正直、千昌夫の曲に興味を示したことがなかった。「星影のワルツ」が大ヒットしたときも、「北国の春」が話題になったときも、僕の心がくすぐられることがなかった。だが、ある日カラオケで、先輩の編集者が歌った曲を聴いて、「いい歌ですね、誰の曲ですか」と心にとまった歌があった。千昌夫の「夕焼け雲」だと教えてもらい、僕が千昌夫の曲に耳を傾けることなんてないだろうと思い込んでいたので、自分自身にいささか驚いた。この10年以内のことである。千昌夫の曲の味わいがわかる年齢になったということだろうか、いや、「星影のワルツ」や「北国の春」には、いまだにそれほど興味をもって注目したことはない。
千昌夫は1965年に作曲家の遠藤実に入門し、同年9月5日に「君が好き」で、ミノルフォンレコードからレコードデビューした。現・徳間ジャパンコミュニケーションズであるミノルフォンレコードは65年に作曲家の遠藤実らが立ち上げた会社で、遠藤実(えんどう みのる)の名前からとった名称であった。千昌夫は立ち上げ時からの専属歌手で、現在も席を置く。
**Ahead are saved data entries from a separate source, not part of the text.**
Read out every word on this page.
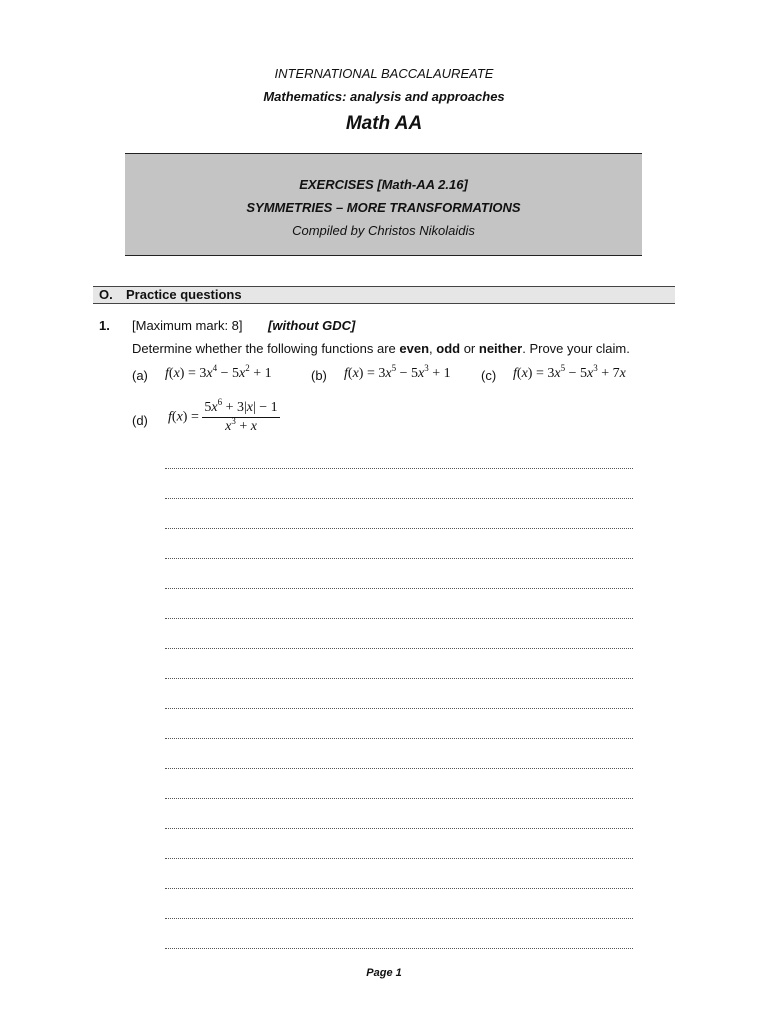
INTERNATIONAL BACCALAUREATE
Mathematics: analysis and approaches
Math AA
EXERCISES [Math-AA 2.16]
SYMMETRIES – MORE TRANSFORMATIONS
Compiled by Christos Nikolaidis
O. Practice questions
1. [Maximum mark: 8] [without GDC]
Determine whether the following functions are even, odd or neither. Prove your claim.
(a) $f(x) = 3x^4 - 5x^2 + 1$	(b) $f(x) = 3x^5 - 5x^3 + 1$ (c) $f(x) = 3x^5 - 5x^3 + 7x$
(d) $f(x) = \frac{5x^6 + 3|x| - 1}{x^3 + x}$
Page 1
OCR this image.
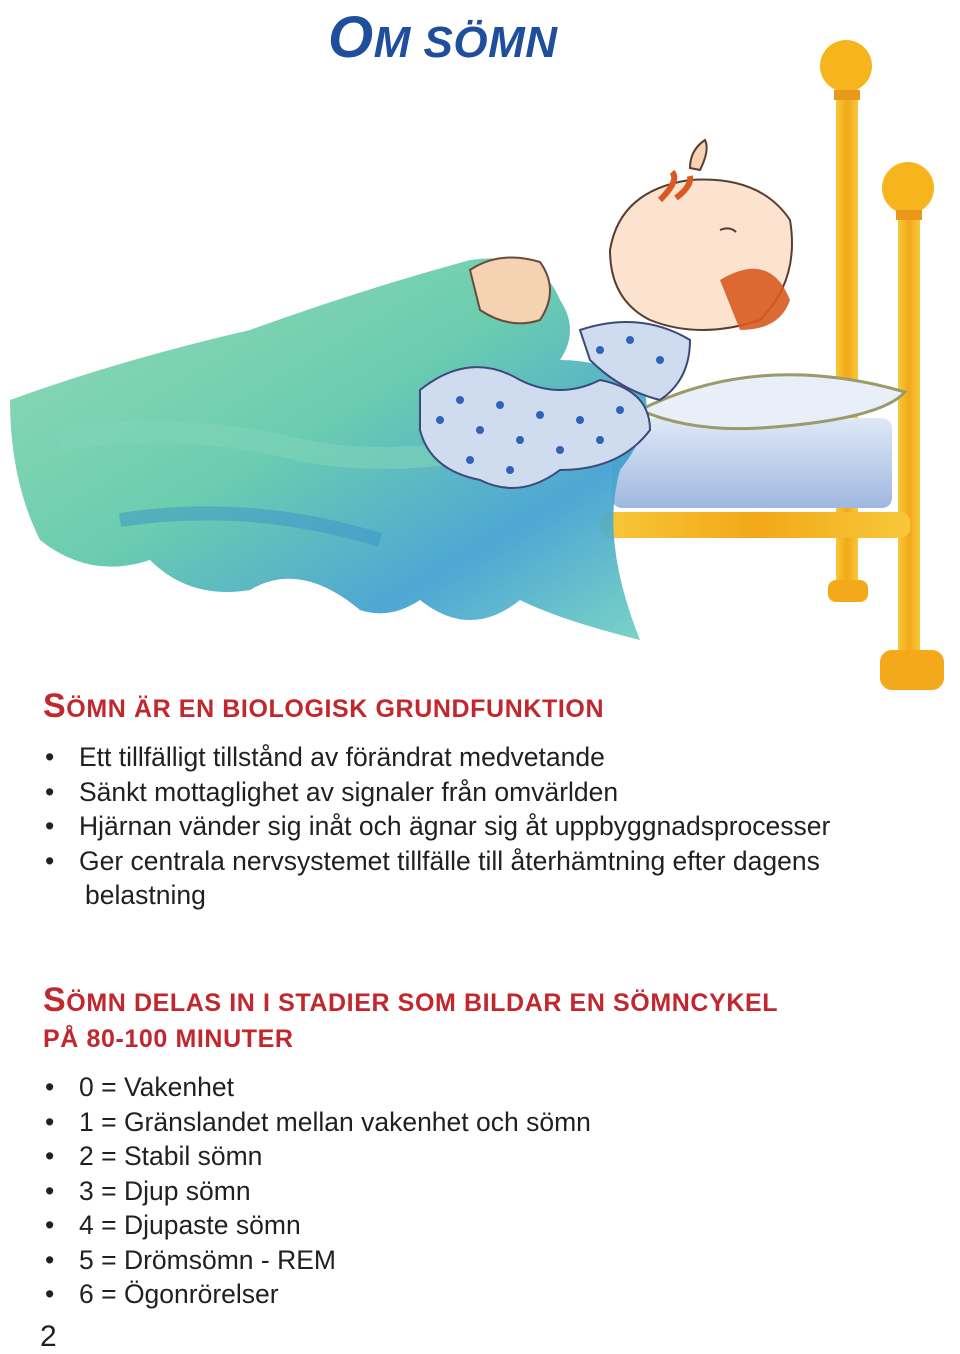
OM SÖMN
SÖMN ÄR EN BIOLOGISK GRUNDFUNKTION
• Ett tillfälligt tillstånd av förändrat medvetande
• Sänkt mottaglighet av signaler från omvärlden
• Hjärnan vänder sig inåt och ägnar sig åt uppbyggnadsprocesser
• Ger centrala nervsystemet tillfälle till återhämtning efter dagens
belastning
SÖMN DELAS IN I STADIER SOM BILDAR EN SÖMNCYKEL
PÅ 80-100 MINUTER
• 0 = Vakenhet
• 1 = Gränslandet mellan vakenhet och sömn
• 2 = Stabil sömn
• 3 = Djup sömn
• 4 = Djupaste sömn
• 5 = Drömsömn - REM
• 6 = Ögonrörelser
2
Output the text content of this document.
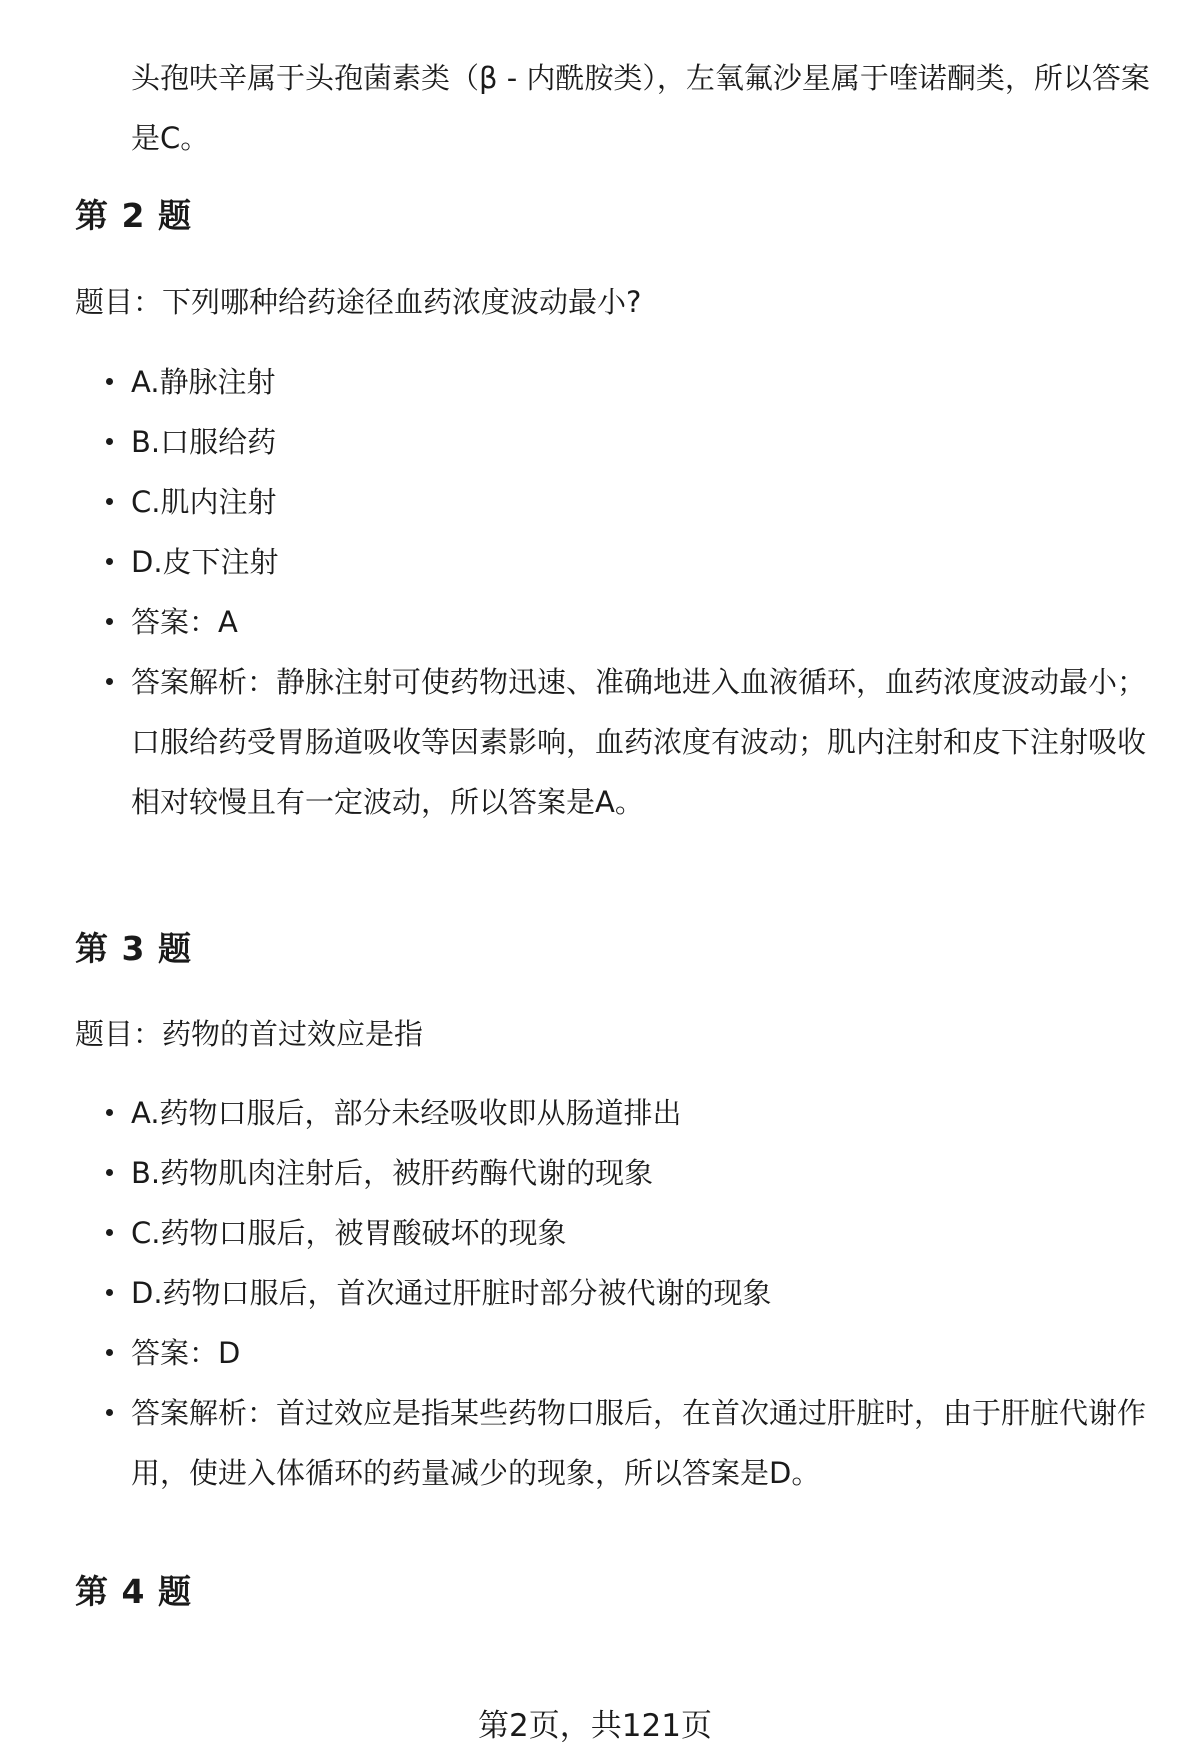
头孢呋辛属于头孢菌素类（β - 内酰胺类），左氧氟沙星属于喹诺酮类，所以答案是C。

第 2 题

题目：下列哪种给药途径血药浓度波动最小?

A.静脉注射
B.口服给药
C.肌内注射
D.皮下注射
答案：A
答案解析：静脉注射可使药物迅速、准确地进入血液循环，血药浓度波动最小；口服给药受胃肠道吸收等因素影响，血药浓度有波动；肌内注射和皮下注射吸收相对较慢且有一定波动，所以答案是A。
第 3 题

题目：药物的首过效应是指

A.药物口服后，部分未经吸收即从肠道排出
B.药物肌肉注射后，被肝药酶代谢的现象
C.药物口服后，被胃酸破坏的现象
D.药物口服后，首次通过肝脏时部分被代谢的现象
答案：D
答案解析：首过效应是指某些药物口服后，在首次通过肝脏时，由于肝脏代谢作用，使进入体循环的药量减少的现象，所以答案是D。
第 4 题

第2页，共121页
66年3月24日に3枚目のシングルとしてリリースした「星影のワルツ」(作詞:白鳥園枝、作・編曲:遠藤実)に火がつきはじめたのは67年の秋頃からで、全国の有線放送でのリクエスト数が増えはじめたのだ。レコードリリースから一年半が経っていた。68年4月29日付でオリコン・シングルチャート8位にランキングされ、初のトップ10入りとなった。6月3日付で1位を獲得し、7月8日付でザ・テンプターズの「エメラルドの伝説」に首位をあけわたすが、8月19日付で1位に返り咲き、10月7日付まで24週間トップ10にランクインし、累計売上は250万枚を数える。台湾、香港、シンガポール、マレーシアなどでも愛唱されている。リリースから2年9か月後の68年大晦日、NHK紅白歌合戦に初出場となった。同年の初出場組には、森進一、美川憲一、鶴岡雅義と東京ロマンチカ、黒沢明とロス・プリモス、小川知子、中村晃子、ピンキーとキラーズと昭和の名曲を歌った歌手の名が並ぶ。